Shops in Newtown, Surry Hills, Redfern, Potts Point and the CBD will be allowed to trade until 10pm, seven days a week and without formal approval, under proposed changes to local planning laws by the City of Sydney.
Lord Mayor Clover Moore is behind the recommended reforms and believes they are critical in saving Sydney’s late-night culture.
The proposal also includes the introduction of a noise-control management system, which would be a requirement for new residential buildings.

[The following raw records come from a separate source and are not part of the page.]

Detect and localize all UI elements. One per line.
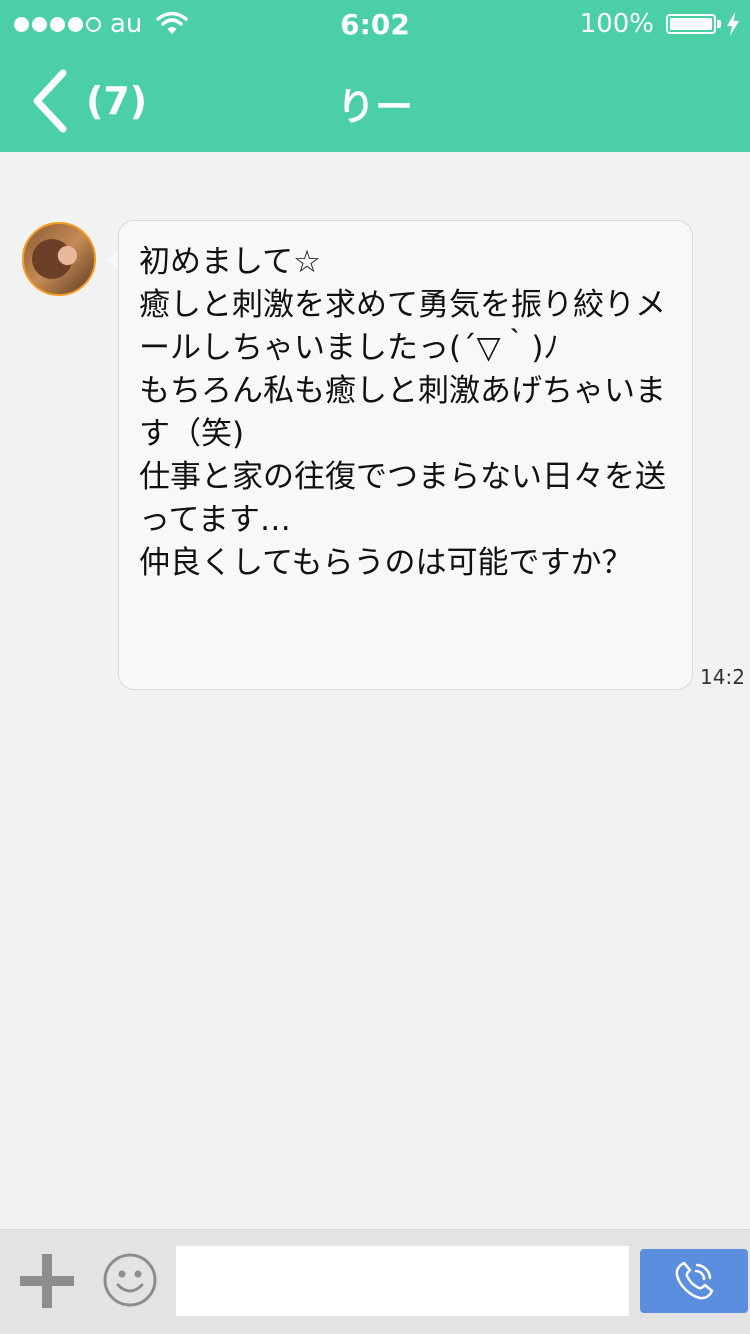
plus-icon[interactable] [20, 1254, 74, 1308]
battery-icon [666, 14, 716, 34]
chat-title: りー [336, 85, 413, 129]
message-bubble[interactable]: 初めまして☆ 癒しと刺激を求めて勇気を振り絞りメールしちゃいましたっ(´▽｀)ﾉ… [118, 220, 693, 690]
phone-icon [675, 1261, 714, 1300]
charging-bolt-icon [727, 12, 739, 36]
message-timestamp: 14:2 [700, 665, 745, 689]
input-bar [0, 1229, 750, 1334]
battery-percent: 100% [579, 9, 654, 39]
smiley-icon[interactable] [102, 1252, 158, 1308]
navigation-bar: (7) りー [0, 50, 750, 152]
message-text: 初めまして☆ 癒しと刺激を求めて勇気を振り絞りメールしちゃいましたっ(´▽｀)ﾉ… [139, 244, 666, 581]
status-bar: au 6:02 100% [0, 0, 750, 50]
contact-avatar[interactable] [22, 222, 96, 296]
message-input[interactable] [176, 1246, 629, 1316]
call-button[interactable] [640, 1249, 748, 1313]
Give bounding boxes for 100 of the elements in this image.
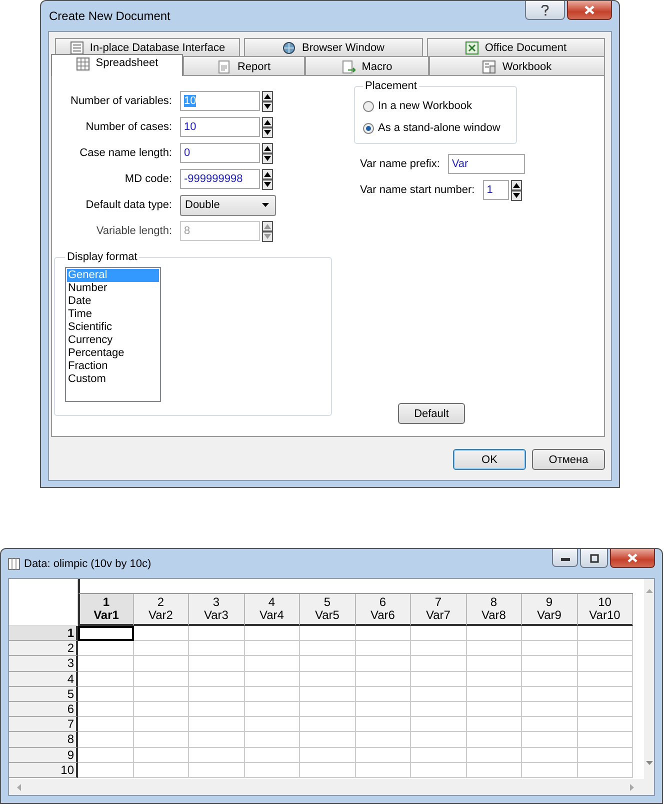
grid-cell[interactable]: [78, 732, 134, 748]
grid-cell[interactable]: [522, 641, 578, 656]
grid-cell[interactable]: [578, 702, 633, 718]
column-header[interactable]: 10 Var10: [578, 594, 633, 626]
text-field[interactable]: Var: [448, 154, 525, 174]
grid-cell[interactable]: [522, 732, 578, 748]
grid-cell[interactable]: [78, 656, 134, 672]
grid-cell[interactable]: [466, 732, 522, 748]
grid-cell[interactable]: [356, 748, 411, 763]
list-item[interactable]: Date: [67, 295, 159, 308]
grid-cell[interactable]: [578, 672, 633, 687]
grid-cell[interactable]: [134, 748, 189, 763]
grid-cell[interactable]: [78, 717, 134, 732]
grid-cell[interactable]: [300, 748, 356, 763]
grid-cell[interactable]: [244, 686, 300, 702]
grid-cell[interactable]: [134, 762, 189, 778]
row-header[interactable]: 6: [9, 702, 78, 718]
help-button[interactable]: [525, 1, 565, 20]
grid-cell[interactable]: [189, 702, 244, 718]
column-header[interactable]: 3 Var3: [189, 594, 244, 626]
spinner-button[interactable]: [510, 180, 522, 200]
spinner-button[interactable]: [262, 90, 273, 112]
tab[interactable]: Workbook: [429, 56, 605, 76]
tab[interactable]: Browser Window: [244, 38, 422, 56]
grid-cell[interactable]: [356, 717, 411, 732]
grid-cell[interactable]: [244, 762, 300, 778]
grid-cell[interactable]: [466, 748, 522, 763]
grid-cell[interactable]: [411, 656, 466, 672]
horizontal-scrollbar[interactable]: [9, 779, 654, 795]
grid-cell[interactable]: [356, 732, 411, 748]
grid-cell[interactable]: [578, 656, 633, 672]
row-header[interactable]: 7: [9, 717, 78, 732]
spinner-button[interactable]: [262, 168, 273, 190]
column-header[interactable]: 6 Var6: [356, 594, 411, 626]
grid-cell[interactable]: [466, 656, 522, 672]
grid-cell[interactable]: [522, 672, 578, 687]
dialog-button[interactable]: Отмена: [532, 449, 605, 470]
grid-cell[interactable]: [189, 762, 244, 778]
grid-cell[interactable]: [466, 717, 522, 732]
grid-cell[interactable]: [466, 626, 522, 642]
grid-cell[interactable]: [356, 626, 411, 642]
active-cell[interactable]: [78, 626, 134, 642]
grid-cell[interactable]: [78, 762, 134, 778]
grid-cell[interactable]: [466, 686, 522, 702]
grid-cell[interactable]: [134, 641, 189, 656]
spinner-button[interactable]: [262, 116, 273, 138]
grid-cell[interactable]: [244, 672, 300, 687]
minimize-button[interactable]: [552, 549, 578, 567]
grid-cell[interactable]: [189, 672, 244, 687]
grid-cell[interactable]: [78, 748, 134, 763]
grid-cell[interactable]: [411, 717, 466, 732]
radio-button[interactable]: [363, 100, 374, 112]
grid-cell[interactable]: [300, 626, 356, 642]
grid-cell[interactable]: [244, 732, 300, 748]
tab[interactable]: Office Document: [426, 38, 605, 56]
grid-cell[interactable]: [189, 626, 244, 642]
dialog-button[interactable]: OK: [453, 449, 526, 470]
grid-cell[interactable]: [578, 641, 633, 656]
dropdown[interactable]: Double: [180, 194, 276, 216]
grid-cell[interactable]: [134, 626, 189, 642]
radio-button[interactable]: [363, 122, 374, 134]
number-field[interactable]: 1: [482, 180, 509, 200]
row-header[interactable]: 4: [9, 672, 78, 687]
grid-cell[interactable]: [134, 656, 189, 672]
grid-cell[interactable]: [189, 686, 244, 702]
grid-cell[interactable]: [522, 717, 578, 732]
grid-cell[interactable]: [356, 762, 411, 778]
grid-cell[interactable]: [522, 656, 578, 672]
default-button[interactable]: Default: [398, 403, 465, 424]
spinner-button[interactable]: [262, 142, 273, 164]
column-header[interactable]: 9 Var9: [522, 594, 578, 626]
grid-cell[interactable]: [578, 732, 633, 748]
restore-button[interactable]: [580, 549, 608, 568]
grid-cell[interactable]: [411, 702, 466, 718]
grid-cell[interactable]: [244, 748, 300, 763]
grid-cell[interactable]: [356, 656, 411, 672]
grid-cell[interactable]: [578, 626, 633, 642]
grid-cell[interactable]: [411, 748, 466, 763]
grid-cell[interactable]: [578, 762, 633, 778]
grid-cell[interactable]: [189, 717, 244, 732]
grid-cell[interactable]: [189, 656, 244, 672]
column-header[interactable]: 7 Var7: [411, 594, 466, 626]
grid-cell[interactable]: [411, 732, 466, 748]
row-header[interactable]: 3: [9, 656, 78, 672]
grid-cell[interactable]: [300, 656, 356, 672]
row-header[interactable]: 5: [9, 686, 78, 702]
row-header[interactable]: 8: [9, 732, 78, 748]
grid-cell[interactable]: [300, 686, 356, 702]
grid-cell[interactable]: [189, 732, 244, 748]
grid-cell[interactable]: [244, 702, 300, 718]
grid-cell[interactable]: [466, 641, 522, 656]
grid-cell[interactable]: [244, 626, 300, 642]
grid-cell[interactable]: [522, 762, 578, 778]
grid-cell[interactable]: [466, 702, 522, 718]
vertical-scrollbar[interactable]: [644, 579, 654, 779]
number-field[interactable]: 10: [180, 117, 260, 137]
grid-cell[interactable]: [244, 656, 300, 672]
tab[interactable]: Spreadsheet: [51, 54, 183, 76]
grid-cell[interactable]: [300, 702, 356, 718]
grid-cell[interactable]: [300, 672, 356, 687]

This means mandatory soundproofing for new venues, designed to manage the impact of existing noise and improve certainty for both venues and residents.
“They’ll help protect the places we love, and will make sure new additions to our neighbourhoods are developed in a sensitive way for everyone,” councillor Jess Scully tells Broadsheet. “I know how hard our venue owners and bookers work to keep bringing live music to our city, and I’m sure we’ll be hearing from many of them who’ll appreciate this change.”

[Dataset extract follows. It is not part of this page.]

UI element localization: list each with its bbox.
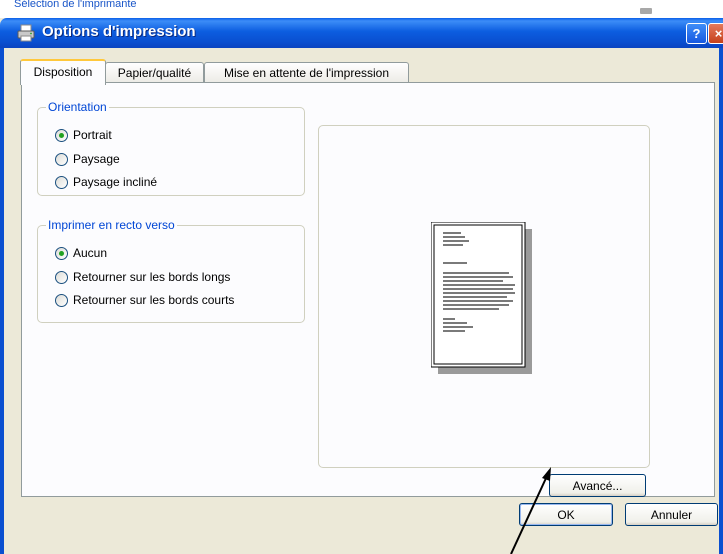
tab-disposition[interactable]: Disposition bbox=[20, 59, 106, 85]
arrow-head-icon bbox=[542, 467, 551, 481]
annotation-arrow bbox=[510, 467, 551, 554]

As well as extending trading hours for local businesses, the proposed changes would also permit a range of alcohol-free cultural events and activities after dark, without operators having to seek approval. This includes the screening of films, live performances, art exhibitions and talks in public spaces. A 24-hour library with wi-fi facilities is also proposed to attract families and people of all ages.

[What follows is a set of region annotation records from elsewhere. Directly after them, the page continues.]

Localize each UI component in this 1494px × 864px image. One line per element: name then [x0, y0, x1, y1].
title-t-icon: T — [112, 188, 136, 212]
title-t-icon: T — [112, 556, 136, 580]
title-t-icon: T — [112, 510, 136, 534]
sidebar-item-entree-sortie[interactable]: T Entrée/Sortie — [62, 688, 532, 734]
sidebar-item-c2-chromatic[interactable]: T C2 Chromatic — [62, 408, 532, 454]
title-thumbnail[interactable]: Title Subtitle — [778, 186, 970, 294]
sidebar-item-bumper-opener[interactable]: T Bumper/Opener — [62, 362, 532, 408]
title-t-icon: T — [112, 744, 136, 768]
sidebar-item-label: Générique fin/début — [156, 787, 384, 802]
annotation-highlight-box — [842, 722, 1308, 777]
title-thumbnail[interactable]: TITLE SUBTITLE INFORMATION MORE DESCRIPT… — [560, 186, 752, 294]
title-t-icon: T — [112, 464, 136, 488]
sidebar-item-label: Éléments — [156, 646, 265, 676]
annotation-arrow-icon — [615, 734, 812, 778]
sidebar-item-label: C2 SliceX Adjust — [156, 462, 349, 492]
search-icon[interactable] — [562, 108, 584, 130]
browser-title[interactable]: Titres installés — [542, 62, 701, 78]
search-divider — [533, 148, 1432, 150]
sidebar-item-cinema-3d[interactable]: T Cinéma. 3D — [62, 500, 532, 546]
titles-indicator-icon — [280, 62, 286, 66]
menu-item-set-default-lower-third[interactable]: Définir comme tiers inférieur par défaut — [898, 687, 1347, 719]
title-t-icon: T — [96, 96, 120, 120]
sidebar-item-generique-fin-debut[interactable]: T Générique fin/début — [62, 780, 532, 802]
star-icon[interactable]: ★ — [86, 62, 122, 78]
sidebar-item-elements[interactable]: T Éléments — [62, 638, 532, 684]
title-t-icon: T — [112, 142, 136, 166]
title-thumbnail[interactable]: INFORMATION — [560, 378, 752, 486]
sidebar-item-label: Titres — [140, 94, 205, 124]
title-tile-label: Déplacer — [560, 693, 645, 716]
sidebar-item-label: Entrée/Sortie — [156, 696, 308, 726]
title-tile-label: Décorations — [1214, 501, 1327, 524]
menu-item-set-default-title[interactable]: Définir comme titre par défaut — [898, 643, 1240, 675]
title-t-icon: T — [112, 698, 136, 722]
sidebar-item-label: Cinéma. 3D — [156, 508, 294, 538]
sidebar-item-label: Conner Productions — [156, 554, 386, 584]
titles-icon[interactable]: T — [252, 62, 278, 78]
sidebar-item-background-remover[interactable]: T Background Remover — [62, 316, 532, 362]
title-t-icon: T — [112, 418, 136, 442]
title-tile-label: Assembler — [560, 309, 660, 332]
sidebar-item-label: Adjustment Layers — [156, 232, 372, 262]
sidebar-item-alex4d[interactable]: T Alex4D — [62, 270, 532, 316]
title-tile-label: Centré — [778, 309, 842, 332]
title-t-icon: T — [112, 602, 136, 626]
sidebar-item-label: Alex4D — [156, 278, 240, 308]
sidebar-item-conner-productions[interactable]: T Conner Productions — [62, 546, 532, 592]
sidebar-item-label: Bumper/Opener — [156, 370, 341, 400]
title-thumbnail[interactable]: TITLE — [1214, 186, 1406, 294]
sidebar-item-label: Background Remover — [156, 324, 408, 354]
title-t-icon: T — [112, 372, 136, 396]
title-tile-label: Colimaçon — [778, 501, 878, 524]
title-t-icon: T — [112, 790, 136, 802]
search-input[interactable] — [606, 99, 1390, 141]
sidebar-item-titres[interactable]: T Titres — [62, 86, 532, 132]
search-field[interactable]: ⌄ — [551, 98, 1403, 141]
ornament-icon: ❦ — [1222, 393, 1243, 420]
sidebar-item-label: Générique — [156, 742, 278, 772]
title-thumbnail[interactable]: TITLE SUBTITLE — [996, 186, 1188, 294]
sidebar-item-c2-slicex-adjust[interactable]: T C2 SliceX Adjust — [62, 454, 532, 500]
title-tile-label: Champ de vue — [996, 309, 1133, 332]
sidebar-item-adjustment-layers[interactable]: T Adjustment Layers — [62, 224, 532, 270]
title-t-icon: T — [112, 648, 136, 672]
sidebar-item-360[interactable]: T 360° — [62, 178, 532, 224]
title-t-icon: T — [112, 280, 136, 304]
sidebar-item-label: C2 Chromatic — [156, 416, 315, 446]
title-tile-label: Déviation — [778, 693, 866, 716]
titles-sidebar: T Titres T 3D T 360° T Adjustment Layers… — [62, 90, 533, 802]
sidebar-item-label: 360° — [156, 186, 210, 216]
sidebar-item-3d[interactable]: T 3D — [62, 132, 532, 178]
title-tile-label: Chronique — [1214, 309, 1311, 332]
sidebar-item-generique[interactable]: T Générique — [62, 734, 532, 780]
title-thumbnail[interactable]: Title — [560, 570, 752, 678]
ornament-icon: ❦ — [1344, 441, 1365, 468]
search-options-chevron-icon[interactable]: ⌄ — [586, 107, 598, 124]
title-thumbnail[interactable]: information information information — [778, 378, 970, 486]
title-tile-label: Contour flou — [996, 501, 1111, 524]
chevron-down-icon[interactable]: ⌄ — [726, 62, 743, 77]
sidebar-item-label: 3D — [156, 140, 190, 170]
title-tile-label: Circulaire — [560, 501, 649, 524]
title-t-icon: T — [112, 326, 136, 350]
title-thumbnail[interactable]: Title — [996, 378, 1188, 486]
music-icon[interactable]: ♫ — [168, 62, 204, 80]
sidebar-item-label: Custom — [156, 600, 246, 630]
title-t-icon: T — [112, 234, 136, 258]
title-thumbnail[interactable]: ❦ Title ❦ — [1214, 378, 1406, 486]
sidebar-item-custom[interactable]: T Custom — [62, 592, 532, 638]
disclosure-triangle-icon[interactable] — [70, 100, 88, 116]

The changes will widen the spectrum of after-dark activities and will better accommodate the thousands of people citywide who finish work late.
“It’ll be great for our neighbourhoods, we’ll be likely to see more activity on the streets and more income for small businesses,” says Scully.
Keep Sydney Open director Tyson Koh welcomes the proposed changes and calls on the state government to implement agent of change laws statewide – which put the onus for noise reduction on developers instead of live-music venues – like in Victoria.
“We have been working with councillors across the divide to steer Sydney’s night-time economy in the right direction after the damage caused by reckless state government policies,” he tells Broadsheet.
“Later trading retail and dining will bring Sydney into line with the world’s best cities across Asia and beyond.”